Вот тогда и произошел этот налет. Они только уселись в кафе за чашкой какао, как в ушах зазвенело. Из всего, что произошло дальше, в памяти Орлиевского осталась именно эта картина – летящая в Илью оторванная рука девушки, которая сидела только что рядом с ними. Ошметки плоти, покрывшие его лицо. Дикий животный вой людей и истребителей, звон стекла и грохот обрушившихся перекрытий. Потом тишина. Везде раскуроченные остатки тел. Их много, они повсюду. А они с Ильей, абсолютно целые, одни посреди этого мертвого пространства, покрытые кровью и тишиной. Тишиной, разрывающей душу и мозг.
Илья заговорил только на следующий день. Уже в самолете, летящем в Сан-Франциско, он вдруг спросил, впервые за сутки подав голос:
–Она теперь калека?
–Та девушка? – переспросил Орлиевский, впрочем, сразу поняв, о ком речь. – Думаю, она умерла.
Илья вздрогнул, помолчал, и быстро выдохнул:
–Так лучше.
–Не думаю, – покачал головой Григорий. – Жить всегда лучше.
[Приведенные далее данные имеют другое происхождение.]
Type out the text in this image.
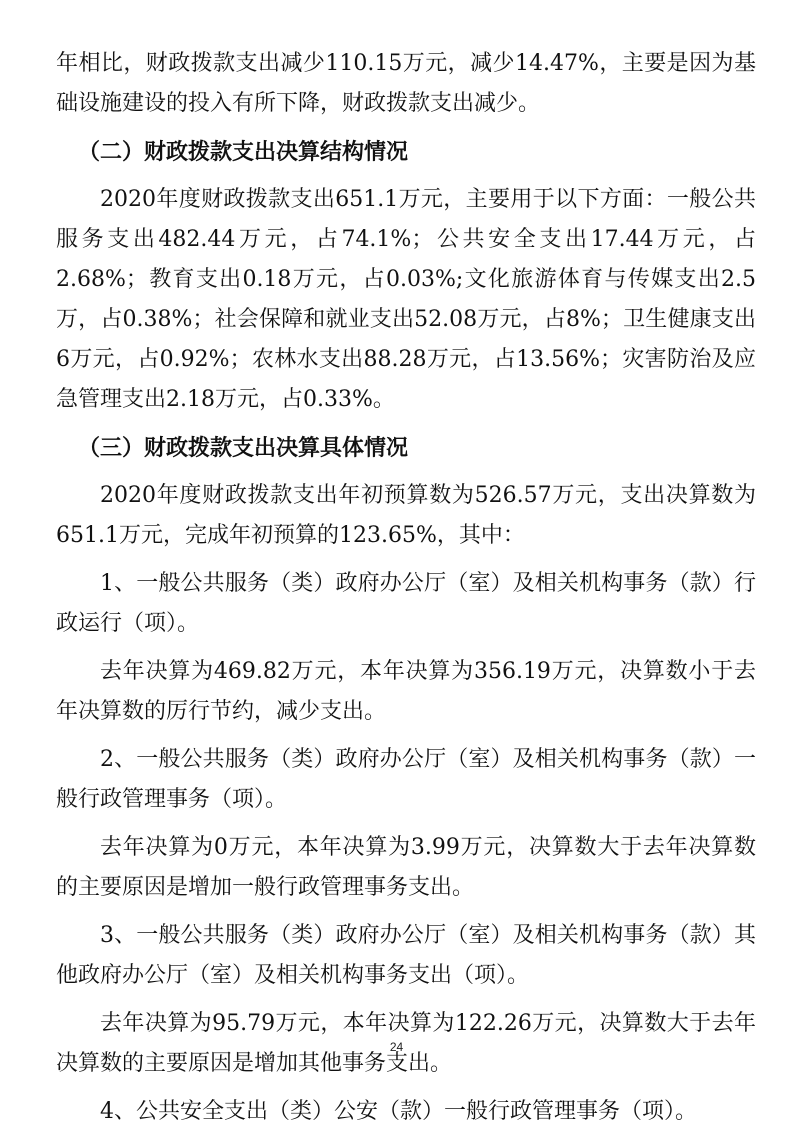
年相比，财政拨款支出减少110.15万元，减少14.47%，主要是因为基础设施建设的投入有所下降，财政拨款支出减少。

（二）财政拨款支出决算结构情况

2020年度财政拨款支出651.1万元，主要用于以下方面：一般公共服务支出482.44万元，占74.1%；公共安全支出17.44万元，占2.68%；教育支出0.18万元，占0.03%;文化旅游体育与传媒支出2.5万，占0.38%；社会保障和就业支出52.08万元，占8%；卫生健康支出6万元，占0.92%；农林水支出88.28万元，占13.56%；灾害防治及应急管理支出2.18万元，占0.33%。

（三）财政拨款支出决算具体情况

2020年度财政拨款支出年初预算数为526.57万元，支出决算数为651.1万元，完成年初预算的123.65%，其中：

1、一般公共服务（类）政府办公厅（室）及相关机构事务（款）行政运行（项）。

去年决算为469.82万元，本年决算为356.19万元，决算数小于去年决算数的厉行节约，减少支出。

2、一般公共服务（类）政府办公厅（室）及相关机构事务（款）一般行政管理事务（项）。

去年决算为0万元，本年决算为3.99万元，决算数大于去年决算数的主要原因是增加一般行政管理事务支出。

3、一般公共服务（类）政府办公厅（室）及相关机构事务（款）其他政府办公厅（室）及相关机构事务支出（项）。

去年决算为95.79万元，本年决算为122.26万元，决算数大于去年决算数的主要原因是增加其他事务支出。

4、公共安全支出（类）公安（款）一般行政管理事务（项）。

24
Илья не ответил. Они больше никогда не говорили об этом. Ни о девушке, ни о налете. А вот о не зависящем от любых условий взлете говорили всегда. Через пару лет, когда уже пришла очередь Ильи брать боем колледж, он пошел на смежную специализацию, хоть и в другой университет, в Бостон. И уже там, прекрасно совмещая это с учебой, занимался всеми видами полетов, от катаний на кайте до дельтаплана, испытав на себе все, вплоть до свободного падения с горы. Григорию иногда хотелось прикончить его самому, быстро и надежно отвернуть голову, только чтоб не видеть записей с налобной камеры брата, как тот спускается с горы без лыжни, среди валунов, под диким уклоном. Сам он всегда был далек от такого экстрима, хоть сам процесс его завораживал.
Собственно, приобрести шаттл тоже была идея его маленького братишки.
Как и пройти школу астронавтов. Денег последний проект, выпестованный во время войны и даже в чем-то благодаря ей, принес такое количество, что можно было позволить себе больше, чем рисовали самые смелые мечты Орлиевского. И вложение средств в новый тип кораблей было очень верным с точки зрения тенденций космоса. К 2028 Орлиевский стал обладателем 2х шаттлов транспортников, членом Трансатлантического Космического Альянса, имел сенсор-допуск пилота высшей категории. И команду из четырех человек, ближе которых у него не было никого. Второй пилот Илья Орлиевский, механик Адэхи Родригес и астромедик Анна Валенсия. На каждого из них он мог бы рассчитывать, как на самого себя вплоть до последнего времени.
Вплоть до последнего времени. Григорий поморщился. Последнее время все начало разваливаться на куски, со всех сторон вроде бы четко выстроенной схемы его, Орлиевского, существования наметились надломы и трещины. Рушилось, разваливалось на куски то, что казалось железобетонным.
Илья. Григорий посмотрел на постаревшее, скомканное лицо брата. Ему всего 27 лет, а глаза старика. Во время одного из экстремальных спусков лыжа наехала на валун. Ногу вывернуло, затащило под камень и раздробило настолько, что собрать месиво потрескавшихся костей и хрящей не взялся ни один технолог – ортопед. Это было за пределами возможностей даже этой новой, всемогущей медицины. Но и это не было приговором. Генри Рассел, к которому Григорий немедленно обратился по рекомендации, был настроен оптимистично и утверждал, что процент приживления очень высок, и что уже скоро Илья будет с новой ногой. В это поверили все, кроме Ильи. Он стеклянными глазами смотрел на обрубленное колено и не вступал ни в какие обсуждения. Но и не сопротивлялся чужим решениям, покорно следовал всем рекомендациям, дважды прошел через приживление и все сопутствующие манипуляции и даже ни разу не изрек ничего напоминающего «ну я так и знал». Он просто молчал. Знал, что остался без ноги, и молчал. И Григорий подозревал, что за картина стоит перед внутренним взором брата, хоть они ни разу не заговорили об этом. Илья подал голос только тогда, когда речь зашла о протезе, выдал четкое решительное «нет» и окончательно закрылся. И это был самый крупный отколотый кусок от мира Григория Орлиевского. Было и другое, но это, пожалуй, доставляло больше всего боли.